I need hardly mention that the position of women in science fiction has been all over the media lately, with sexist behavior at and around the Science Fiction & Fantasy Writers of America (SFWA) thrust into the media spotlight and bringing the whole genre into deep disrepute. Unfortunately, it seems that science fiction isn’t the only genre to get lucky this way. Recently, the fifth annual Women in Horror Month, “Celebrating Women In The Horror Industry,” has been running, and a certain Scott Lefebvre decided to take public exception to the choice of logo, in the following terms: “do you seriously think that a sideways vagina dentata with a huge clitoris is a great logo for your feminist horror movement? I’ve read the feminist horror film theory and criticism have you? If that’s not a vagina dentata, then a knife plunging into a female victim isn’t a substitute metal male penis being used out of impotence frustration. Stay classy ladies.”

And so on, and on. Other (unsurprisingly, male) posters then took up the thread, with enlightened insights like: “You are aware that female lips most likely evolved to mimic labia – and the reason that women paint them red is because it makes them look sexually aroused, right?” The whole thread goes on for longer than I have the tolerance to follow, but it’s all here for your delectation.
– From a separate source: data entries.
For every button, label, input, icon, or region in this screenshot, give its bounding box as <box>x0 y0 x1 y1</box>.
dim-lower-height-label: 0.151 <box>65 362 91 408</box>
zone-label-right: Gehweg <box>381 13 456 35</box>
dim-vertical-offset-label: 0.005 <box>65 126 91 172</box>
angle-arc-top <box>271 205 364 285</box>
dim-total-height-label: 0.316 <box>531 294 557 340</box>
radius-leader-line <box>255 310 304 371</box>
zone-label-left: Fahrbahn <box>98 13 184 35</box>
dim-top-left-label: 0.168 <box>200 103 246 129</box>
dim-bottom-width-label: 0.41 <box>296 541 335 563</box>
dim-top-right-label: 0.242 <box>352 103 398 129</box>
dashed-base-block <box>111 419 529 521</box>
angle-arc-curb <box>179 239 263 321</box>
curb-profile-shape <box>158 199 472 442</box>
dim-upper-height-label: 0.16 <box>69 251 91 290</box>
Needless to say, some women horror writers took just a little exception to this. Not only for the frankly unbelievable comments on display, but also for what it suggested about the genre they are writing in, and their chances of progressing in it. As Chris Meadows already noted in his coverage of the SWFA affair, Sean Fodera is an editor at Macmillan, and his attitudes, not to mention his personal attacks on Mary Robinette Kowal, have every chance of affecting his selection policy. And Scott Lefebvre apparently is in a position to influence the reception and acceptance of women writers in horror. According to his Facebook page, he is involved in the Lovecraftian con NecronomiCon Providence and The Arkham Film Society. And while he complains that “WIHM just seems about self-promotion,” he seems to have done a wonderful job of demonstrating – unwittingly – exactly why it should exist.

For some more context, here is one woman writer, Theodora Goss, quoted, with permission, on her reaction to the SWFA debacle: “The Babe in Chainmail cover was just embarrassing. Seriously? For the publication of a professional organization of writers? … the recent attacks on the lovely and quite wonderful Mary Robinette Kowal by an industry professional who works for her own publisher are sickening. If you know anything about the publishing industry, you know that statistically, most readers are women. If you can’t handle having to deal with women, if you can’t deal with them in a polite, rational way, get out of the industry. It’s the wrong place for you.”

For anyone needing hard evidence of how the presence of some people inside the genre fiction community affects writing choices, here it is. And here’s an external perspective from outside the genre and writer community entirely: AdWeek, condemning the antics at the SWFA as symptomatic of  “a juvenile boys’ club obsessed with cleavage and crossbows.”

Sad to say, two genres I write in and love have now been publicly tainted. Thanks, guys.